- Born: April 1, 1918 Egypt
- Died: July 6, 2008 (aged 90) Cairo, Egypt
- Education: Cairo University
- Occupation: Engineer

= Mashhour Ahmed Mashhour =

Mashhour Ahmed Mashhour (Arabic: مشهور أحمد مشهور, April 1, 1918 – July 6, 2008) was an Egyptian Engineer, he was the Chairman of the Suez Canal Authority (October 1965 – December 1983).

==Early life and education==
Mashhour was born in April 1918 in Al-Saadieen Village in Sharqia Governorate, Egypt, for a big family of many siblings, one of his brothers is Abdel hay Mashhour. His father Ahmed Mashhour was the mayor of Al saadeyeen village and his mother Zuhra Zada was a housewife.

He graduated from the Faculty of Engineering, Fouad I University (now known as Cairo University) in 1942.

==Career==
Following graduation Mashhour joined the Army Corps of Engineers in 1943 and graduated as a military officer engineer. He became a member of the Free Officers group and played a role in the Egyptian revolution of 1952. He was among the group assigned by the Egyptian President Gamal Abdel Nasser for the nationalization of the Suez Canal, headed by Mahmoud Younis in 1956. After the nationalization of the Suez Canal in 1956, he was assigned the director of the movements in the Suez Canal Authority, then took over the chairmanship of the Suez Canal in October 1965.

===The Chairman of Suez Canal Authority===
He was Chairman of Suez Canal Authority from 14 October 1965 until 31 December 1983.

Mashhour was one of the most significant chairmen of the Suez Canal, as he has witnessed very critical periods of Suez Canal history, the thing that made some call him "The man of the difficult missions". Some of the major events that he witnessed as the Chairman of Suez Canal include:

the re-opening of the Suez Canal on 5 June 1975, after it has been closed upon the 1967 Arab-Israeli war and
in 1973, during the war, the canal was the scene of a major crossing by the Egyptian army into Israeli-occupied Sinai, and much wreckage from this conflict remained along the canal's edges.
Besides being the Chairman of the Suez Canal Authority, he participated in the social life in Ismailia governorate to be elected a member of the Egyptian parliament for the province of Ismailia in 1976 until 1979 and secretary of the National Democratic Party during the same period. He had occupied different positions including The President of the Arab Society for Mining and Petroleum, a member of the board of Egypt-Iran Bank and a member of the National Council for Production.

He became deputy prime minister in 1980.

==Honors==

Mashhour was granted a lot of medals and accolades throughout his life.

- He was granted the Order of the Nile (Kiladate El Nile) by the president Anwar Sadat, which is Egypt's highest state honor, granted to the heads of state and those who rendered great services on the national or human level.
- The Republic Military Decoration, first Class.
- The Order of Merit, first Class.
- The Order of the Republic, first Class.
- The Order of Liberation.
- The Medal of Palestine.
- The medal of the Republic, third degree, and lots more.

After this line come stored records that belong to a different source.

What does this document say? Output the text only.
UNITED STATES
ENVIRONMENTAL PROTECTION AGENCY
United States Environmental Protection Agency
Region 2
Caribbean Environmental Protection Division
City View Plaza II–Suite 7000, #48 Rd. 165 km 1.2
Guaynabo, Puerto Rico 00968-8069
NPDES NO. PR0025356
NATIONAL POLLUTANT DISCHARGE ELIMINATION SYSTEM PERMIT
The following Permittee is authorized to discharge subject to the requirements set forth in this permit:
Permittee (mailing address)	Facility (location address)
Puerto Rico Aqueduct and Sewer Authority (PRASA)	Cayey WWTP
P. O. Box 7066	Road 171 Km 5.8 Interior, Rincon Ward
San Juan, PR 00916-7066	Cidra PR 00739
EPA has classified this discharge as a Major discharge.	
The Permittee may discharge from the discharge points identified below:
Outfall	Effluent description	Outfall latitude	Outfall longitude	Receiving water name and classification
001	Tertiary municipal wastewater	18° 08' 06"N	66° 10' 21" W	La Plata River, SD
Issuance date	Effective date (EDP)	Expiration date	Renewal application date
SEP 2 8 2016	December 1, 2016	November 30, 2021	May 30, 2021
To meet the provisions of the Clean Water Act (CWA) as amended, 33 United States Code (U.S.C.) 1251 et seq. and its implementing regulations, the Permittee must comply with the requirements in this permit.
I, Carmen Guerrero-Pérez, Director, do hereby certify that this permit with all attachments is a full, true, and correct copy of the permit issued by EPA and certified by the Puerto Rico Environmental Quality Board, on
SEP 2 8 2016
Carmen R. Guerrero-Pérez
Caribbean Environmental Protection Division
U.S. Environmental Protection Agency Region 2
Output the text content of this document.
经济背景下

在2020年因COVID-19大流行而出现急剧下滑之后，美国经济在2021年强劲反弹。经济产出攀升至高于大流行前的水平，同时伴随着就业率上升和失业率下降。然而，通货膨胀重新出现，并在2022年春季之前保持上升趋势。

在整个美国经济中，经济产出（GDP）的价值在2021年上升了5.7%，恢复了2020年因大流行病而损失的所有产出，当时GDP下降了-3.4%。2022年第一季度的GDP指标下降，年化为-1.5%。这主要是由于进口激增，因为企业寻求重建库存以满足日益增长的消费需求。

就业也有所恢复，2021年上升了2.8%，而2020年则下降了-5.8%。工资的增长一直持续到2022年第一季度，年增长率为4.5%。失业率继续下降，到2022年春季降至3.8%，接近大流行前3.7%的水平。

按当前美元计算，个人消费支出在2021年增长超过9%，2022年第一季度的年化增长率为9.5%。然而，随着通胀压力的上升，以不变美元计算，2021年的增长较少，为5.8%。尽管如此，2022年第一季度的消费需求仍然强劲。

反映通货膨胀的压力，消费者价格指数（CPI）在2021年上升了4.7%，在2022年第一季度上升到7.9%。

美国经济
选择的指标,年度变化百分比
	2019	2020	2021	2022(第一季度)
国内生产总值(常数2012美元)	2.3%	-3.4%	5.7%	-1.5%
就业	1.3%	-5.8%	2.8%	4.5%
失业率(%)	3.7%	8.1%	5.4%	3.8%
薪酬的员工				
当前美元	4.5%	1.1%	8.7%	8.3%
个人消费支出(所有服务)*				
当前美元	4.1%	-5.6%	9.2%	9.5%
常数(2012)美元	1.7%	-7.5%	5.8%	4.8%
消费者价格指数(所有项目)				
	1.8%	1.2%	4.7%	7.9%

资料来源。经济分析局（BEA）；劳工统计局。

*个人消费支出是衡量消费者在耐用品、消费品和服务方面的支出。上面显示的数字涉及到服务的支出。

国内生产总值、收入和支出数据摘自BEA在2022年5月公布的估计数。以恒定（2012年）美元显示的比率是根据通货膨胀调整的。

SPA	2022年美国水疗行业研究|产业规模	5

He was also granted a number of accolades from different countries worldwide, including:

- The National Order of the Legion of Honour or Ordre national de la Légion d'honneur, France
- The Order of Renaissance, Poland
- The Order of Mono, Grand officer, the Togolese Republic
- He received an Honorary Doctorate from Minufiya University in 1982.

==Personal life==
He was married to Aziza Salem Mashhour, and they had four children and ten grandchildren.

==Death and legacy==
On 6 July 2008 he died in Cairo, Egypt at the age of 91, and a solemn military funeral was held and led by Ahmed Nazif, the Egyptian Prime Minister who attended on behalf of President Mubarak.

A dredger named after Mashhour was involved in the freeing of the ship involved in the 2021 Suez Canal obstruction.